His breathing is louder again.
“And when they talk to me, they ask why I won’t ride this, why I won’t ride that. They say classics like it’s a consolation prize. Like it’s a smaller dream. Like it’s already a narrowing, not a choice.”
He stops walking again. This time the silence is sharper.
“I know that’s how it works. I know careers end. I’m not stupid. I just - sometimes it feels too close. Like we blinked and suddenly we’re at the part where everyone wants to write the ending before we’re done living the middle.”
The words start coming faster now, less spaced, the accent stronger, the sentences stretching and folding into each other.
“I start thinking, did I enjoy it enough, did I really feel it when it was happening or was I already worried about the next thing, the next season, the next question, and did I ever stop and think that this - us racing each other, talking after, knowing each other without trying - was something that wouldn’t always be there, and I hate that this is where my head goes because it feels ungrateful, but it also feels honest.”
There’s a sound like he turns his head away from the phone. The wind brushes the microphone.
“I said once, somewhere, that when I stop, I won’t talk to most of the peloton anymore. Ninety-nine percent, I think. People laughed. I laughed too. It sounded clean. Simple.”

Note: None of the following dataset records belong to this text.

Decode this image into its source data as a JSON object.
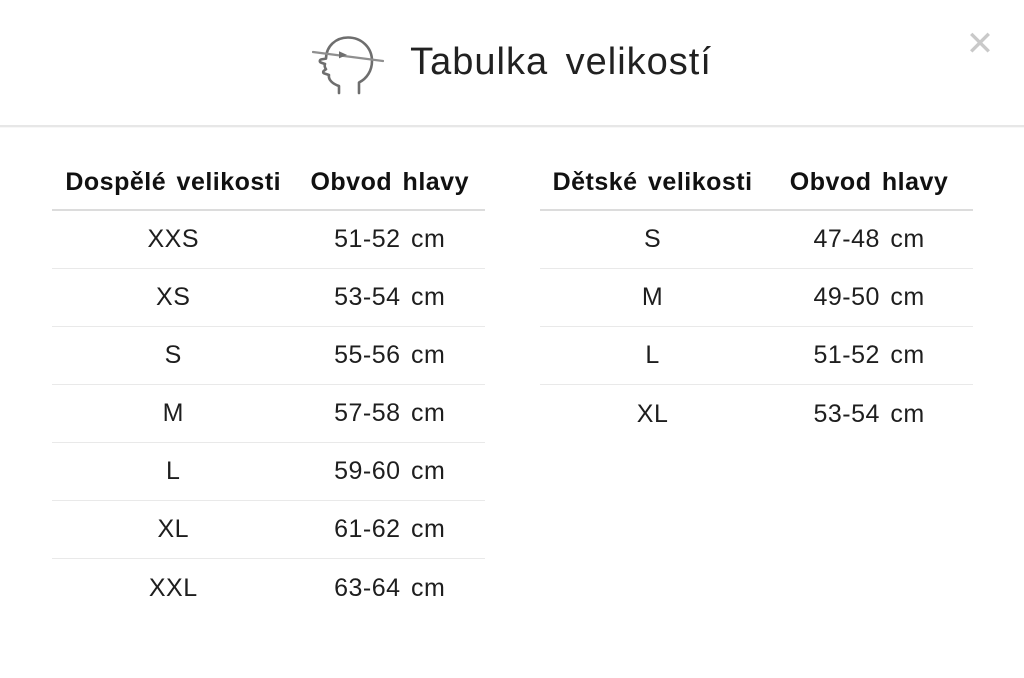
{
  "modal": {
    "title": "Tabulka velikostí",
    "close_glyph": "✕"
  },
  "tables": [
    {
      "id": "adult",
      "columns": [
        "Dospělé velikosti",
        "Obvod hlavy"
      ],
      "rows": [
        [
          "XXS",
          "51-52 cm"
        ],
        [
          "XS",
          "53-54 cm"
        ],
        [
          "S",
          "55-56 cm"
        ],
        [
          "M",
          "57-58 cm"
        ],
        [
          "L",
          "59-60 cm"
        ],
        [
          "XL",
          "61-62 cm"
        ],
        [
          "XXL",
          "63-64 cm"
        ]
      ]
    },
    {
      "id": "children",
      "columns": [
        "Dětské velikosti",
        "Obvod hlavy"
      ],
      "rows": [
        [
          "S",
          "47-48 cm"
        ],
        [
          "M",
          "49-50 cm"
        ],
        [
          "L",
          "51-52 cm"
        ],
        [
          "XL",
          "53-54 cm"
        ]
      ]
    }
  ],
  "colors": {
    "text": "#1e1e1e",
    "header_divider": "#e7e7e7",
    "table_header_divider": "#dcdcdc",
    "row_divider": "#e9e9e9",
    "close_icon": "#c9c9c9",
    "icon_stroke": "#6e6e6e",
    "icon_tape": "#8f8f8f"
  }
}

He swallows. You can hear it.
“But that sentence was never about you. It never included you. I didn’t think I had to say that out loud. I thought it was obvious. And now I’m standing here talking into my phone like this, and I realize maybe nothing is obvious if you don’t say it.”
His voice wavers, just once. He clears his throat again, sharper now, embarrassed.
“I don’t know how to imagine a version of my life where you are not somewhere in it. Not necessarily every day. Not like-” He stops himself. Breathes in. “Not like people assume. Just… there. Existing. Someone I can still recognize myself next to.”
Another pause. Longer than the others. The city noise fills the space, indifferent, patient.
“I’m sorry. This went too far. I didn’t mean to make this heavy. This was supposed to be simple. A message. A normal thing. I’m walking myself into a corner here.”
He takes a deep breath, the kind that lifts the chest and takes a second to let go.
“You’re allowed to do whatever you want. You always were. You don’t owe anyone anything. I know that. I just - needed you to know that you mattered to me in ways that don’t fit into answers or headlines. That’s all.”
The footsteps slow, then stop completely. There’s a faint sound like he leans against something. A wall. A railing.
“So. Yeah.”
A small, careful exhale.
“Happy birthday, Jonas.”
The last words are quiet. Almost ordinary. The way you’d say them if you were standing next to someone and didn’t want to draw attention.
“I hope you had a good day. I hope you felt… held. In whatever way that looks like for you.”
There’s a final pause. Fabric rustling again.
“That’s it. Sorry for the length.”
A soft click. The memo ends.
Jonas keeps the phone in his hand for a long time after the screen goes dark.